(CINE) Los Hermanos Marx en el Oeste

Hacía tiempo que no visionaba una película de los hermanos Marx, cuando uno está con el estado de ánimo un poco bajo que mejor manera que desconectar de la realidad y que sea el caos y la anarquía del trío el que se apodere de tu mente. Esta ocasión la elección ha sido Los Hermanos Marx en el Oeste, una cinta que queda, para mí entender, muy lejos de sus mejores films (Sopa de Ganso, Plumas de Caballos, Un día en las Carreras) aunque, cómo en todo su filmografía, tiene destellos muy brillantes que ya bien vale por carreras enteras.

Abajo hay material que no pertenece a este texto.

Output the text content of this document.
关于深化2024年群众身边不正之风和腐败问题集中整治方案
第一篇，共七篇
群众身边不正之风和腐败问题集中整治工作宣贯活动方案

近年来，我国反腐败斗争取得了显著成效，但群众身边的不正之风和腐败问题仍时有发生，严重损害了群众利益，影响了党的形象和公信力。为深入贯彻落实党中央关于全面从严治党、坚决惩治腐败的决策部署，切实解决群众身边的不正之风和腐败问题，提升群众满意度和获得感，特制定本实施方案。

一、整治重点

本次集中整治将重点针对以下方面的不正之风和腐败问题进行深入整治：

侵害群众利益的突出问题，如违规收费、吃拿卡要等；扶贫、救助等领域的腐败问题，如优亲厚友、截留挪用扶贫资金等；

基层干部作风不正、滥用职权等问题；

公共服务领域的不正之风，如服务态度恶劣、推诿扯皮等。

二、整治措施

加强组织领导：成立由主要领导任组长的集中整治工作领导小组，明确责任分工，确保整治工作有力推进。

Este largometraje, publicado en 1940, supuso la décima obra de los hermanos en Hollywood y penúltima con la compañía MGM. Tras su siguiente entrega, Tienda de Locos, el trío anunció su retirada del cine, pero, la delicada situación económica de Chico por culpa de su adicción al juego, les hizo volver con dos películas más: la enorme Una Noche en Casablanca, de 1946, y Amor en Conserva, de 1949.

La línea argumental no puede ser de lo más simplona, siempre salvada de manera sobresaliente por las cómicas situaciones en el mismo instante que aparecen los tres hermanos en el mismo plano. Ambientada en plena fiebre del oro que vivió los Estados Unidos a finales de siglo diecinueve, el buscavidas Quentin Quale (Groucho) se dirige al oeste en busca de fortuna. La misma idea tendrán los picaros hermanos Panello (Chico y Harpo), a quienes, una vez iniciada la búsqueda de oro, les cae del cielo la escritura de unos terrenos, a priori sin valor alguno, pero muy codiciados por una compañía de ferrocarriles. Sus malas cabezas les harán verse envueltos en una disputa con un despiadado hombre de negocios por quedarse con los poderes de las tierras.

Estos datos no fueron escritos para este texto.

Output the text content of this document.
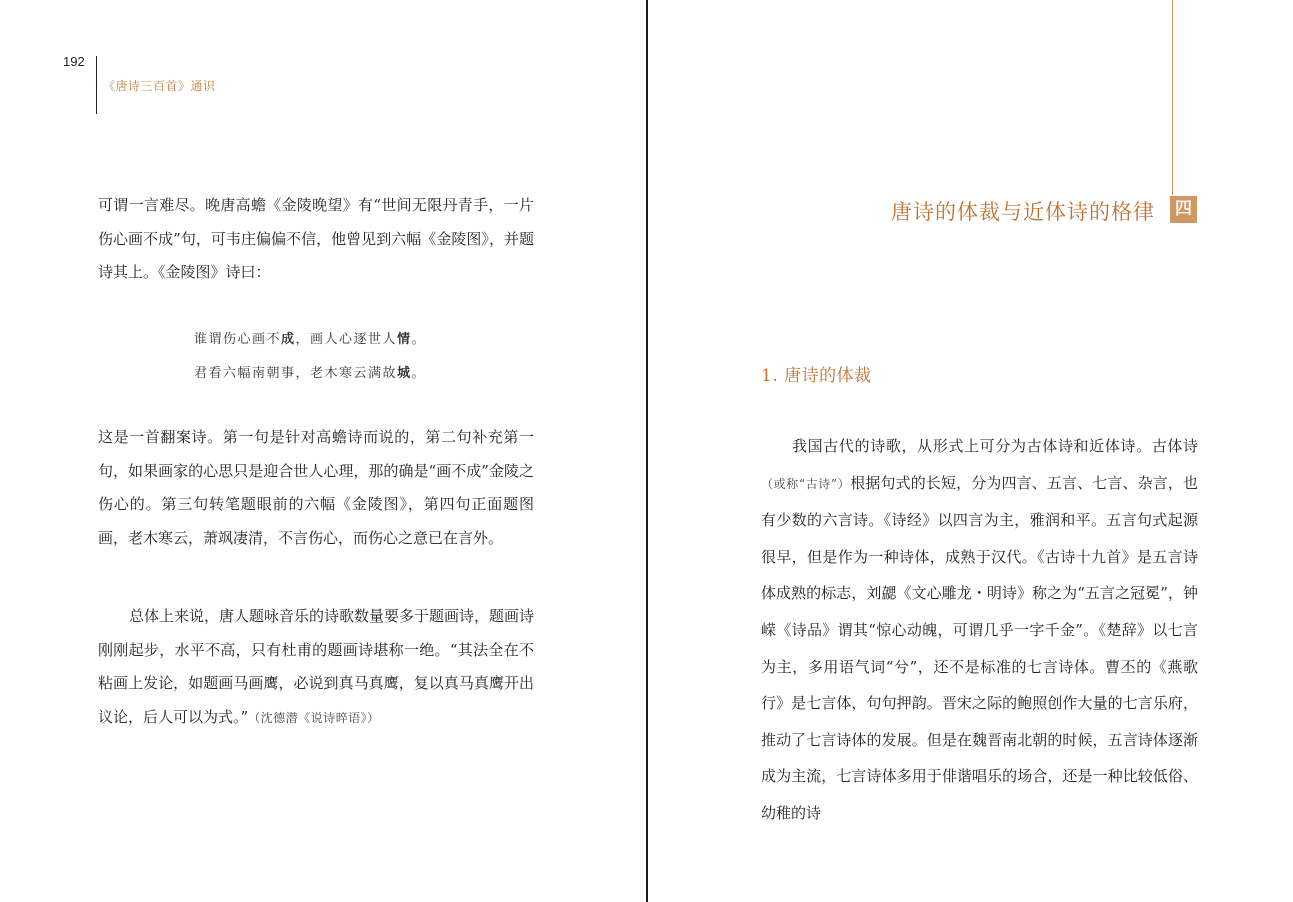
192
《唐诗三百首》通识

可谓一言难尽。晚唐高蟾《金陵晚望》有“世间无限丹青手，一片伤心画不成”句，可韦庄偏偏不信，他曾见到六幅《金陵图》，并题诗其上。《金陵图》诗曰：

谁谓伤心画不成，画人心逐世人情。
君看六幅南朝事，老木寒云满故城。

这是一首翻案诗。第一句是针对高蟾诗而说的，第二句补充第一句，如果画家的心思只是迎合世人心理，那的确是“画不成”金陵之伤心的。第三句转笔题眼前的六幅《金陵图》，第四句正面题图画，老木寒云，萧飒凄清，不言伤心，而伤心之意已在言外。

总体上来说，唐人题咏音乐的诗歌数量要多于题画诗，题画诗刚刚起步，水平不高，只有杜甫的题画诗堪称一绝。“其法全在不粘画上发论，如题画马画鹰，必说到真马真鹰，复以真马真鹰开出议论，后人可以为式。”（沈德潜《说诗晬语》）

唐诗的体裁与近体诗的格律 四
1. 唐诗的体裁

我国古代的诗歌，从形式上可分为古体诗和近体诗。古体诗（或称“古诗”）根据句式的长短，分为四言、五言、七言、杂言，也有少数的六言诗。《诗经》以四言为主，雅润和平。五言句式起源很早，但是作为一种诗体，成熟于汉代。《古诗十九首》是五言诗体成熟的标志，刘勰《文心雕龙・明诗》称之为“五言之冠冕”，钟嵘《诗品》谓其“惊心动魄，可谓几乎一字千金”。《楚辞》以七言为主，多用语气词“兮”，还不是标准的七言诗体。曹丕的《燕歌行》是七言体，句句押韵。晋宋之际的鲍照创作大量的七言乐府，推动了七言诗体的发展。但是在魏晋南北朝的时候，五言诗体逐渐成为主流，七言诗体多用于俳谐唱乐的场合，还是一种比较低俗、幼稚的诗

El largometraje cuenta con la recordada escena final donde, a bordo de los mandos de la locomotora de vapor, el trio de chiflados intenta llegar antes que sus adversarios al Registro de la Propiedad para hacerse con las tierras.  Al grito de Groucho de la célebre frase de "Más Madera" mientras el loco Harpo destroza los vagones del tren, la escena pasa a la historia cómo una de las grandes del cine. 

Aunque el film también tiene otro de los grandes momentos dentro de la carrera de los Marx. Y es que la cinta arranca con otra delirante escena con los tres en la estación de ferrocarril y el famoso mágico billete de diez dólares. Entre medias, grandes momentos dentro del sentido de la comedia Marx, cómo el robo de la escritura con Harpo sacando mil y un artefacto de su bolsillo, o la negociación a bordo del tren con el representante de la compañía de ferrocarriles.

En líneas generales, no hablamos ni de cerca de la mejor película Marx, quizá el final de carrera se les estaba acercando, pero solo por volver a disfrutar una vez más de las escenas anteriormente comentadas, cualquier visión vale la pena.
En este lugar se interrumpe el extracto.